2. Shared Prosperity: A private-sector economy that government tilts toward delivering jobs, rising incomes, fair dealing, & opportunities for advancement for all Americans.

3 . Equal Dignity & Opportunity: (health care, education, and access to the tools of production). Health care includes mental and dental.

4. Foreign Aid & Environmental Protection.

5. Fiscal Responsibility: (balanced budget, secure funding for Social Security, Medicare & Medicaid, infrastructure investments for the future, & programs for individual & household fiscal responsibility: i.e. asset-building programs) .

6. Ending The Culture War: freedom & civil rights, tolerance, mutual respect & solidarity.

I think that one principle that unites everything for Democrats is "saving & improving lives". I think every Democratic policy proposal should be able to answer three questions: 1) How many lives will it save? 2)How many lives will it improve, and how? 3) What'll it cost? If you can't develop persuasive answers to all three questions for a given policy, you can't really expect it to be a big, winning issue for Democrats.
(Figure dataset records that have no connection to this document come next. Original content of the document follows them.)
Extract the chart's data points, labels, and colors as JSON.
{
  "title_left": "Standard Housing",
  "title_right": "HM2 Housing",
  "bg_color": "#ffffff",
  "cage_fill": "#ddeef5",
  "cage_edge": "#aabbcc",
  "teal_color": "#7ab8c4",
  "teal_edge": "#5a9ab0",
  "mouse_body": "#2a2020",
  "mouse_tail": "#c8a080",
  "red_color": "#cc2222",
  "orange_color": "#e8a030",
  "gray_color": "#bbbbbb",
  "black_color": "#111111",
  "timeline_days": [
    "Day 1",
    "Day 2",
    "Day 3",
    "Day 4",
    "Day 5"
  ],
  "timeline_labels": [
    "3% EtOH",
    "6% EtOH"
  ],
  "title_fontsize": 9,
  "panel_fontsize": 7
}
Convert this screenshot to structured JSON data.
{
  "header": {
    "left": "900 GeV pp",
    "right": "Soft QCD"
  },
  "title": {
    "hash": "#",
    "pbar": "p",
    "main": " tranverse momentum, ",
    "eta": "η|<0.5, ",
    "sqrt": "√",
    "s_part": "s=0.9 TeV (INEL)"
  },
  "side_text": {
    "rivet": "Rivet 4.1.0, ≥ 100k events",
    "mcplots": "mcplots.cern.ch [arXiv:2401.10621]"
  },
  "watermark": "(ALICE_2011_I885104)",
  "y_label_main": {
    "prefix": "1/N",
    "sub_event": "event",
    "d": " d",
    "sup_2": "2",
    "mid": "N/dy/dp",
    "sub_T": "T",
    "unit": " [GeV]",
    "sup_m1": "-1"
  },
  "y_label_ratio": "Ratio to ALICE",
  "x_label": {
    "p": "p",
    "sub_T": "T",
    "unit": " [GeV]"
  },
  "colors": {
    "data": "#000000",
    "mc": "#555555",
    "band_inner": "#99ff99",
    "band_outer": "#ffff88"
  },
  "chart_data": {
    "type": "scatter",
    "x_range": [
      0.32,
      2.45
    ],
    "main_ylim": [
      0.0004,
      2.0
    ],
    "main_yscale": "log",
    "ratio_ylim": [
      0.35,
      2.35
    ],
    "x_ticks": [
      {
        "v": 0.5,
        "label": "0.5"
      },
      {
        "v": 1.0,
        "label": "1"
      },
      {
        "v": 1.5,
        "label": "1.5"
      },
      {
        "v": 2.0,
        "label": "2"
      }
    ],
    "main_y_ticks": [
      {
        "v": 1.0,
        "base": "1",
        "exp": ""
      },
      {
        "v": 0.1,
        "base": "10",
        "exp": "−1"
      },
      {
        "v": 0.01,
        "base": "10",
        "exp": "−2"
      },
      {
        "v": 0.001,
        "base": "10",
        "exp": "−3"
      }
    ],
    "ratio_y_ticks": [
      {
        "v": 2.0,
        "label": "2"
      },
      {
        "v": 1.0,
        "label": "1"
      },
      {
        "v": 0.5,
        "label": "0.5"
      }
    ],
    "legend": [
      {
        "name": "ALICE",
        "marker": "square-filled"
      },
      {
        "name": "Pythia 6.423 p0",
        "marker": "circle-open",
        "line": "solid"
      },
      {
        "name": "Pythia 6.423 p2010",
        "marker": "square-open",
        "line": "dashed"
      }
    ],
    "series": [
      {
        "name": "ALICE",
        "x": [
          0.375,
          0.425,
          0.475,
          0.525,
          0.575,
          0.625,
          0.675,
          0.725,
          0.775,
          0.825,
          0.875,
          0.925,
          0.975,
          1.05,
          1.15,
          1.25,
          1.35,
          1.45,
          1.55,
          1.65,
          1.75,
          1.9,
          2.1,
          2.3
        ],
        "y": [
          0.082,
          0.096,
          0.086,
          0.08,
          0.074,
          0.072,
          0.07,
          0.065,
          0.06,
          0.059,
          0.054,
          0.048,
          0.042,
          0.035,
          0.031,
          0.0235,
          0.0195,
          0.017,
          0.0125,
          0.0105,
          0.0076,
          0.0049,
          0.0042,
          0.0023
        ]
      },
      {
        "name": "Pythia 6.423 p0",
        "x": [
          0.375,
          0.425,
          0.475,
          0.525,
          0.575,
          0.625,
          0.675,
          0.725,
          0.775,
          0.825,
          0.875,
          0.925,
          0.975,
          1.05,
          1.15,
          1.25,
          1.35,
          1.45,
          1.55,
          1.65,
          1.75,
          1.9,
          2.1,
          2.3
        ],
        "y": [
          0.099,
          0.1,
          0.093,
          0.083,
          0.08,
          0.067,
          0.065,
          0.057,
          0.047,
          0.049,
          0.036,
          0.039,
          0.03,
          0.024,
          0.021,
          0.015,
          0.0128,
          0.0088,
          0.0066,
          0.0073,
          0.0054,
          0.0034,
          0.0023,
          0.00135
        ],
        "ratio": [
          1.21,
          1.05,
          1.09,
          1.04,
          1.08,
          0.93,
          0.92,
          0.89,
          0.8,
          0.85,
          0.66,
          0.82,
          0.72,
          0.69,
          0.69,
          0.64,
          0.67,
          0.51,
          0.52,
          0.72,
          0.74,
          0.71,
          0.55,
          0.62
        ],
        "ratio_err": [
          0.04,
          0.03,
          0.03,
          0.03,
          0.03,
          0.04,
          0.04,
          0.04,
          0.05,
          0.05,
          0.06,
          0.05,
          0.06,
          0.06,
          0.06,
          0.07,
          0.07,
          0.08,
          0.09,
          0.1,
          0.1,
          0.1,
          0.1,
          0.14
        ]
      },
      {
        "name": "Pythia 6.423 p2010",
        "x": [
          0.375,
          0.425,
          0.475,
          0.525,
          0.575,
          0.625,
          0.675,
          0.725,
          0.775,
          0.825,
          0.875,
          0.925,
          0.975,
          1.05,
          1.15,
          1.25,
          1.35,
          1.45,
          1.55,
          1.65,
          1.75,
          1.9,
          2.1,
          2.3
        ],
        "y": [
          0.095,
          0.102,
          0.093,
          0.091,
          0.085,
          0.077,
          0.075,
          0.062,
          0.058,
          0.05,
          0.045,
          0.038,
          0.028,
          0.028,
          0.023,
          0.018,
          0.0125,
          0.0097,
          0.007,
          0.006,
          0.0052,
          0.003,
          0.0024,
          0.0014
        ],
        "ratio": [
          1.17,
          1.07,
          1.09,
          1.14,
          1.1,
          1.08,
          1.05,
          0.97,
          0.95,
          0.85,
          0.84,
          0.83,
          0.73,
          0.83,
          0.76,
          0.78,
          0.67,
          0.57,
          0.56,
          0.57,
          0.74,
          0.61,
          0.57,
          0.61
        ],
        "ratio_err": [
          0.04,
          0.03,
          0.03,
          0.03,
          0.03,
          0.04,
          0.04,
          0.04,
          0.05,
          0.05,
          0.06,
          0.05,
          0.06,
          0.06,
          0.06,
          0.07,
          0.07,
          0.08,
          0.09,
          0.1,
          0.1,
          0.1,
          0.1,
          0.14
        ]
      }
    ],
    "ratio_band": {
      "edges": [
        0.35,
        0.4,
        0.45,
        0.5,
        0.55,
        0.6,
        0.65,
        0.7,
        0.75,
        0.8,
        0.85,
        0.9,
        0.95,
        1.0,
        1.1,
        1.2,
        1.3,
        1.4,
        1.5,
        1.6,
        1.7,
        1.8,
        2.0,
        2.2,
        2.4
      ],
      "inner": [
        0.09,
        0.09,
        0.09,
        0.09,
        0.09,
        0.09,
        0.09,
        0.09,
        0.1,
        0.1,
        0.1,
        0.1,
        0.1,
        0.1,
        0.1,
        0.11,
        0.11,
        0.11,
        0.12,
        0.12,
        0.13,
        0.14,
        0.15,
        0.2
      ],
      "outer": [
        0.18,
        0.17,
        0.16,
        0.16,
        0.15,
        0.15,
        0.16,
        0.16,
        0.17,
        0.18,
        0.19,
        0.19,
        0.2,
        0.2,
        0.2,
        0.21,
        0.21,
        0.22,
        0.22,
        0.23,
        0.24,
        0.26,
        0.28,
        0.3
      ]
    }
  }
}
Lastly, I think just as important as big ideas is building a better organization. I think Dean's and others' plans to get a volunteer for every precinct in the country is pretty interesting.

Needless to say, I'd be interested in other people's take on all this framework stuff, and any of these quick & obviously unoriginal, commonplace ideas should be used freely without need for any attribution whatsoever.